Um diese Zusammenhänge zu verstehen, werfen wir einen Blick ins Leben von Jesus, denn was er seinen Schülerkreis im Vaterunser gelehrt hat, ist eine verdichtete Darstellung seiner Lebensweise. Was im Gebet der Christen gebetet wird, lebte Jesus vor.
Bei der Bitte «Dein Wille geschehe», wird man unweigerlich an Jesu Gebet vor der Gefangennahme erinnert. Er ahnte damals, dass sein Leben in grösster Gefahr war. Er wusste, dass er in den Tod gehen würde. Todesangst überfiel ihn. In seiner Bedrängnis flehte er seinen Vater an, ihn vor dem Schlimmsten zu verschonen.
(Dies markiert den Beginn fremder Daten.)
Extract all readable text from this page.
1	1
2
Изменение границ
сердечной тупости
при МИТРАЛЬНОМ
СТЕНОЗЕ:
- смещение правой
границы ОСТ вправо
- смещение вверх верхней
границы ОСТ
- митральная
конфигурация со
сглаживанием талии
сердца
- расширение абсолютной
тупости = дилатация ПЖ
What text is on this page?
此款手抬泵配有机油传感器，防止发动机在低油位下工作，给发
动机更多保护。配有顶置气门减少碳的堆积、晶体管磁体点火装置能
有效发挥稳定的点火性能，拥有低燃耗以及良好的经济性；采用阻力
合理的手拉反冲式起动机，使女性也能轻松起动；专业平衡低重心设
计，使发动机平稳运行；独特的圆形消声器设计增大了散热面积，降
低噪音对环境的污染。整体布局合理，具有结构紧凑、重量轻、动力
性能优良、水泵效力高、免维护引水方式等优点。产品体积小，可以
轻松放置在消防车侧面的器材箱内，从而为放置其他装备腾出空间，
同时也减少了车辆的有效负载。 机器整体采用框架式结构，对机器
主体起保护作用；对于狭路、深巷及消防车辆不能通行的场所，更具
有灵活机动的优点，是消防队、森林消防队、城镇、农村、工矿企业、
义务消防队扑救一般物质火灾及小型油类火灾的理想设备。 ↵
Dann aber fallen jene Worte, welche an die dritte Bitte des Vaterunsers erinnern: «Doch nicht wie ich will, sondern wie du willst …»
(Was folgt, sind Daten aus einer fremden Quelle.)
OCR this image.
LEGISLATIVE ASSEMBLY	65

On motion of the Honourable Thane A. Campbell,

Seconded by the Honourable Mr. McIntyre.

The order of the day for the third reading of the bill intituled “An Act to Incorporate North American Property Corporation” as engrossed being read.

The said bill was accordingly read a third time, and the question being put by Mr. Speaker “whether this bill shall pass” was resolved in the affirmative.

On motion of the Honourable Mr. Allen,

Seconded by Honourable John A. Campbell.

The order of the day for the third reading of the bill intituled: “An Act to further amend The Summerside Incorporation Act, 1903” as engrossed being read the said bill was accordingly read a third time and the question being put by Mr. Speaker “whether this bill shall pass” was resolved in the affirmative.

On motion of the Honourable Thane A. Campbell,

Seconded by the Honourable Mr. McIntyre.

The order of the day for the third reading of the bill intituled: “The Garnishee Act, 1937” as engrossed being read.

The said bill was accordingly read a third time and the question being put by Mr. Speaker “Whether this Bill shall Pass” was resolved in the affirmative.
Die Spirale der Gewalt wird durchbrochen. Durch diese Lebenshingabe wird Gottes Name geheiligt und dadurch kommt das Reich Gottes in diese Welt. So seltsam und unverständlich es klingen mag: Im Weg Jesu ans Kreuz verwirklicht sich das Reich Gottes. Denn dadurch, dass Jesus auf Gewalt verzichtet, wird die Spirale der Gewalt, wird «Auge um Auge und Zahn um Zahn», aus dem Alten Testament, durchbrochen. Blutrache wird besiegt. Deshalb ist das Kreuz kein Todes-, sondern ein Friedenszeichen. Dieses Symbol widerspiegelt wie es ist, wenn auch auf Erden Gottes Wille geschieht, wie im Himmel. Insofern gibt die Lebenshaltung von Jesus einen Vorgeschmack auf den Himmel.
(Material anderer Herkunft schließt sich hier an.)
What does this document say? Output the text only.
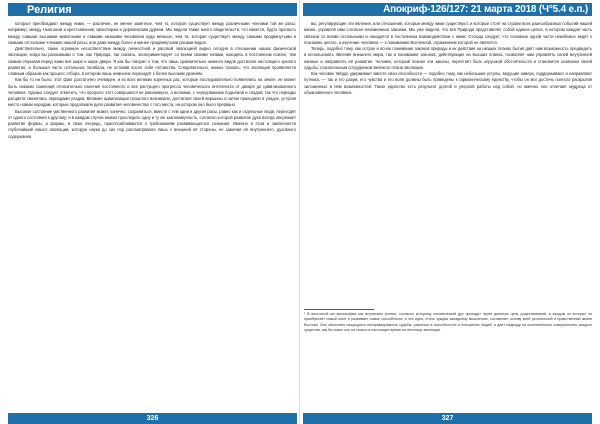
Религия

которые преобладают между ними, — различие, не менее заметное, чем то, которое существует между различными членами той же расы; например, между Ньютоном и крестьянином; Шекспиром и деревенским дурнем. Мы видели также много свидетельств, что кажется, будто пропасть между самыми высшими животными и самыми низшими человеком куда меньше, чем та, которая существует между самыми продвинутыми и самыми отсталыми членами нашей расы; или даже между более и менее продвинутыми расами видов.

Действительно, также огромное несоответствие между личностной и расовой эволюцией видно сегодня в отношении наших физической эволюции, когда вы разнымыми о том, как Природа, так сказать, экспериментирует со всеми своими типами, находясь в постоянном поиске, тем самым открывая перед нами всё шире и шире двери. Я как бы говорил о том, что лишь сравнительно немного видов достигали настоящего зрелого развития, а большая часть остальных погибала, не оставив после себя потомства. Следовательно, можно сказать, что эволюция проявляется главным образом как процесс отбора, в котором лишь немногие переходят к более высоким уровням.

Как бы то ни было, этот факт достаточно очевиден, и из всех великих коренных рас, которые последовательно появлялись на земле, не может быть никаких сомнений относительно наличия постоянного и все растущего прогресса человеческого интеллекта от дикаря до цивилизованного человека. Однако следует отметить, что прогресс этот совершался не равномерно, а волнами, с чередованием подъёмов и спадов, так что периоды расцвета сменялись периодами упадка. Великие цивилизации прошлого возникали, достигали своей вершины и затем приходили в упадок, уступая место новым народам, которые продолжали дело развития человечества с того места, на котором оно было прервано.

Высокое состояние умственного развития может, конечно, сохраниться, вместе с тем одни и другие расы, равно как и отдельные люди, переходят от одного состояния к другому; и в каждом случае можно проследить одну и ту же закономерность, согласно которой развитие духа всегда опережает развитие формы, а формы, в свою очередь, приспосабливаются к требованиям развивающегося сознания. Именно в этом и заключается глубочайший смысл эволюции, которую наука до сих пор рассматривала лишь с внешней её стороны, не замечая её внутреннего, духовного содержания.

326
Апокриф-126/127: 21 марта 2018 (Ч°5.4 е.п.)

вы, регулирующие эти явления, или отношения, которые между ними существуют, и которые стоят на страже всех разнообразных событий нашей жизни, управляя ими согласно неизменным законам. Мы уже видели, что вся Природа представляет собой единое целое, в котором каждая часть связана со всеми остальными и находится в постоянном взаимодействии с ними. Отсюда следует, что познание одной части неизбежно ведёт к познанию целого, а изучение человека — к пониманию Вселенной, отражением которой он является.

Теперь, подобно тому, как острое и ясное понимание законов природы и их действия на низших планах бытия даёт нам возможность предвидеть и использовать явления внешнего мира, так и понимание законов, действующих на высших планах, позволяет нам управлять своей внутренней жизнью и направлять её развитие. Человек, который познал эти законы, перестаёт быть игрушкой обстоятельств и становится хозяином своей судьбы, сознательным сотрудником великого плана эволюции.

Как человек твёрдо удерживает вместе свои способности — подобно тому, как небольшие уступы, ведущие наверх, поддерживают и направляют путника, — так и его разум, его чувства и его воля должны быть приведены к гармоническому единству, чтобы он мог достичь полного раскрытия заложенных в нём возможностей. Такое единство есть результат долгой и упорной работы над собой, но именно оно отличает мудреца от обыкновенного человека.

¹ В восточной же философии мы встречаем учение, согласно которому человеческий дух проходит через длинную цепь существований, в каждом из которых он приобретает новый опыт и развивает новые способности; и эта идея, столь чуждая западному мышлению, составляет основу всей религиозной и нравственной жизни Востока. Она объясняет кажущуюся несправедливость судьбы, различие в способностях и положении людей, и даёт надежду на окончательное совершенство каждого существа, как бы низко оно ни стояло в настоящее время на лестнице эволюции.
327
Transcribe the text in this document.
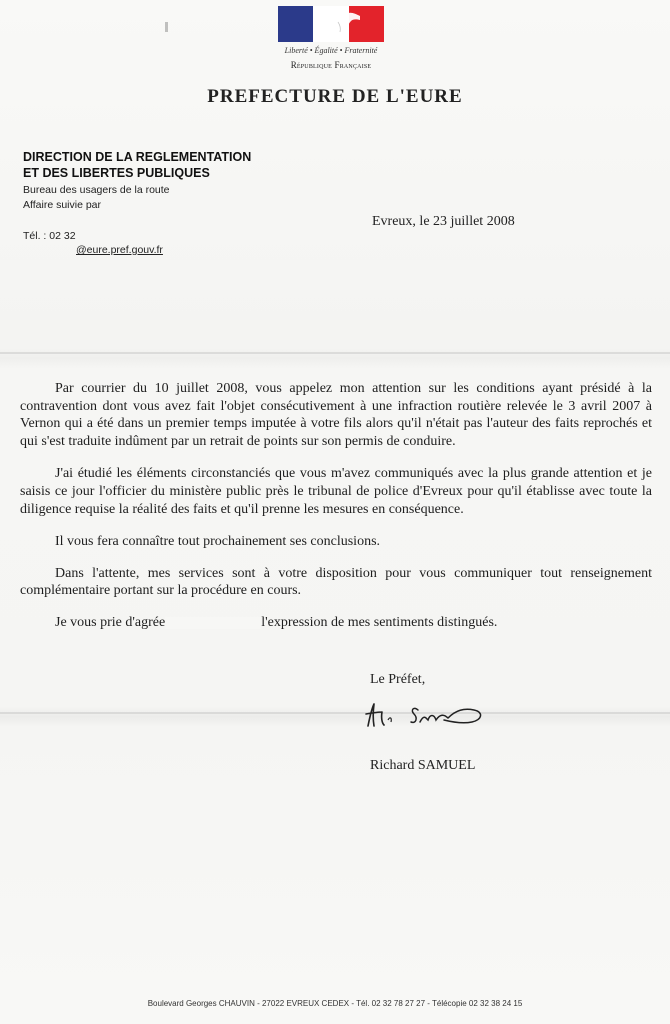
Liberté • Égalité • Fraternité
République Française
PREFECTURE DE L'EURE
DIRECTION DE LA REGLEMENTATION
ET DES LIBERTES PUBLIQUES
Bureau des usagers de la route
Affaire suivie par
Tél. : 02 32
@eure.pref.gouv.fr
Evreux, le 23 juillet 2008

Par courrier du 10 juillet 2008, vous appelez mon attention sur les conditions ayant présidé à la contravention dont vous avez fait l'objet consécutivement à une infraction routière relevée le 3 avril 2007 à Vernon qui a été dans un premier temps imputée à votre fils alors qu'il n'était pas l'auteur des faits reprochés et qui s'est traduite indûment par un retrait de points sur son permis de conduire.

J'ai étudié les éléments circonstanciés que vous m'avez communiqués avec la plus grande attention et je saisis ce jour l'officier du ministère public près le tribunal de police d'Evreux pour qu'il établisse avec toute la diligence requise la réalité des faits et qu'il prenne les mesures en conséquence.

Il vous fera connaître tout prochainement ses conclusions.

Dans l'attente, mes services sont à votre disposition pour vous communiquer tout renseignement complémentaire portant sur la procédure en cours.

Je vous prie d'agrée	l'expression de mes sentiments distingués.

Le Préfet,
Richard SAMUEL
Boulevard Georges CHAUVIN - 27022 EVREUX CEDEX - Tél. 02 32 78 27 27 - Télécopie 02 32 38 24 15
Nun wirft diese Lebenshaltung und die dritte Bitte des Vaterunsers viele Fragen auf. Zum Beispiel diese: Dürfen sich Christen in Konflikten nicht wehren? Oder: Was ist Gottes Wille hier und jetzt für mein Leben? Auf solche Fragen gibt es meist keine pauschalen Antworten. Sie müssen gesucht werden und sind persönlich. Manchmal empfängt man Antwort. Dies kann auf sehr vielfältige Weise geschehen. In anderen Fällen bleibt eine klare Handlungsanweisung aus. Das war auch im Leben von Jesus so. Wie oft zog er sich ins Gebet zurück, um den Willen Gottes zu suchen. Dass auch er nicht immer Antworten erhalten hat, zeigt das Geschehen am Kreuz. Da blieb Gottes Antwort aus. Dennoch geschah sein Wille.